Another technique is to utilise a permanent, searchable memory. If just using context to remember conversations, everything needs to be included. If, however, there is a fixed location (like an SQL database) in which key interactions or information are stored, the agent can then look up information as it requires it. In the correct terminology, sessions are the current conversation and memory is this out-of-context lookup. Another key benefit of memory is that it persists between sessions, so core information will be stored indefinitely.
The Oversight: Observability
The final key pillar of a robust agentic system is observability.
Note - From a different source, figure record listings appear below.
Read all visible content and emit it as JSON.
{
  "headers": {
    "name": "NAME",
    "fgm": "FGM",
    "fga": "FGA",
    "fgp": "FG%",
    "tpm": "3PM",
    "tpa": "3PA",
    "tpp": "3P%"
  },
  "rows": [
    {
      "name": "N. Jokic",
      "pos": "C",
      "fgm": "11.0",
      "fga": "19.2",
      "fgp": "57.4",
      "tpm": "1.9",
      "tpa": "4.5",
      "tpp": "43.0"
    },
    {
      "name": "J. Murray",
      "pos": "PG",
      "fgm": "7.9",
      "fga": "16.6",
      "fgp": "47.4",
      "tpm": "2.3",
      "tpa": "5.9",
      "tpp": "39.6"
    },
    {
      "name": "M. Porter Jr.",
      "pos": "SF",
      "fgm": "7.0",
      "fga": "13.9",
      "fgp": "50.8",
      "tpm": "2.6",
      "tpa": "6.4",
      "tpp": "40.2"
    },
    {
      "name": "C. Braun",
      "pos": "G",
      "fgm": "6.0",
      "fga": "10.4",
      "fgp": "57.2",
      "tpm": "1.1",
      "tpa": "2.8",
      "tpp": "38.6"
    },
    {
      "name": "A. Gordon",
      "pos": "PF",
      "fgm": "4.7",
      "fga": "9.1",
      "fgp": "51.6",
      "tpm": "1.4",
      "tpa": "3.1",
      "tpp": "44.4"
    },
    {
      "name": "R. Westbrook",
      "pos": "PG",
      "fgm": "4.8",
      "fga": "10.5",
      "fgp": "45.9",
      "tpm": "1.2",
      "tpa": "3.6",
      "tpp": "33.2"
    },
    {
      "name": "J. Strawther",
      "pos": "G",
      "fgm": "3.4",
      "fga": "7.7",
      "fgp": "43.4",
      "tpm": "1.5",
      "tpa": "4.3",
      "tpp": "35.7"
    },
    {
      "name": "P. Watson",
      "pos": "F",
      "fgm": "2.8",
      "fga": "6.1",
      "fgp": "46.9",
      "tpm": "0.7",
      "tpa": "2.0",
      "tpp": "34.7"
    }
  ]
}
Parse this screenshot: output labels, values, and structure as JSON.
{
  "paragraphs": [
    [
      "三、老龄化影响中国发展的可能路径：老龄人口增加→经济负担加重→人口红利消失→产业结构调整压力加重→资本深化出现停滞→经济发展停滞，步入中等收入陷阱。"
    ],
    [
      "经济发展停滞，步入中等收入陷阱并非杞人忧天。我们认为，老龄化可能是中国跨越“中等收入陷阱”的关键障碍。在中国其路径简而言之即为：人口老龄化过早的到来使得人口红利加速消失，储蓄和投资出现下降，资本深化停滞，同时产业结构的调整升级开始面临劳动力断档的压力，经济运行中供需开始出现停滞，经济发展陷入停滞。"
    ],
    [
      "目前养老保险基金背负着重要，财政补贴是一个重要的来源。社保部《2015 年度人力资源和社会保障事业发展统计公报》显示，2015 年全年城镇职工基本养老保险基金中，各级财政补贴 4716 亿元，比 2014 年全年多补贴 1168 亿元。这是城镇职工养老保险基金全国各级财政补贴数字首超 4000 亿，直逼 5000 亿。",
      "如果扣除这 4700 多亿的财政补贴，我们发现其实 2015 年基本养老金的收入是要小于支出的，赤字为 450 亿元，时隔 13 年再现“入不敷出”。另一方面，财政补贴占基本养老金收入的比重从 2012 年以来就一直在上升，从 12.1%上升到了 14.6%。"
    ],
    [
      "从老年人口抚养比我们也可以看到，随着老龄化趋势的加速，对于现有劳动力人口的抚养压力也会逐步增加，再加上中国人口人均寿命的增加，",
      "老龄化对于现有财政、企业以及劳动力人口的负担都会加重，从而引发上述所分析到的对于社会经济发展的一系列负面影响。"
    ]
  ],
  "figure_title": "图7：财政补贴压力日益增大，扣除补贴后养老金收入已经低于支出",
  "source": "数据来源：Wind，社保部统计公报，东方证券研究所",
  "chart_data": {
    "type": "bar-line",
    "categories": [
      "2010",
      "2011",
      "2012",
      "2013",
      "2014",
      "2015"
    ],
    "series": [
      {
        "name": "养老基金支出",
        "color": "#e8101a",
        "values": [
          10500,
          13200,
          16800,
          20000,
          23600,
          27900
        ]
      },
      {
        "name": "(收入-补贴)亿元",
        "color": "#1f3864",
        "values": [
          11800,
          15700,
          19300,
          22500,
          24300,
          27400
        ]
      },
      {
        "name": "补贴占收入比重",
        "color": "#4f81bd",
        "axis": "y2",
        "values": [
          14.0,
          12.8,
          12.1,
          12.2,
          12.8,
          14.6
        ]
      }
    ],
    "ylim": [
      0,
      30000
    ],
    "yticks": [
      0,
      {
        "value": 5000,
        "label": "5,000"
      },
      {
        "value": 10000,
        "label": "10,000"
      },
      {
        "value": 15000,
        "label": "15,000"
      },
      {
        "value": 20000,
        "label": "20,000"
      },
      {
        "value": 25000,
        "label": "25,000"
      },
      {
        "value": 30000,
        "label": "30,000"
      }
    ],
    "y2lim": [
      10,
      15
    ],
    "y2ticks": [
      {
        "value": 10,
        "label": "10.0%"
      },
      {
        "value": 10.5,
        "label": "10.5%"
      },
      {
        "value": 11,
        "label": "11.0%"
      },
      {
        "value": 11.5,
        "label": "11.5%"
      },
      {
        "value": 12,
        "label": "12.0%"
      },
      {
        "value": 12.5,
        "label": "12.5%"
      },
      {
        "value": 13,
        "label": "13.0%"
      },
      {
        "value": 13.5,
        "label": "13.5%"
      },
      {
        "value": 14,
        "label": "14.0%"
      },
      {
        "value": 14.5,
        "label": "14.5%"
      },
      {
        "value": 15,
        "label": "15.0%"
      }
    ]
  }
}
In traditional software engineering, if code passes tests, then you can be confident that the code will always perform well (as long as the tests are well written, of course). This is not the case with agents. An agent can pass all tests but then fail when re-running them. This is because agents are non-deterministic. Although our architecture can lead to more determinism (like defining the order of sub-agent usage), we need to be able to see exactly what the agent is doing and why.
This is where the OpenTelemetry framework can assist. We get three key insights into the agent when using this.
- Traces: seeing the LLM’s chain of reasoning and action to trace its steps
- Metrics: quantitative measures of the system’s performance (latency, cost, etc.)
- Logs: a record of specific events, useful for seeing prompts and responses
Now, if an agent makes an incorrect decision, we can see why it decided to do so, which is truly invaluable information. The agent can now be tweaked with precision rather than with blind adjustments.
Final Thoughts
With these key principles understood, one can now create truly intelligent systems. We have equipped what was simply an isolated LLM with the ability to act in the world with rationality and independence. The key lesson remains: architecture is fundamental to these systems’ performance. Now, we can start to move beyond simple prompts.
The future of AI looks bright for those who can grasp and implement these teachings.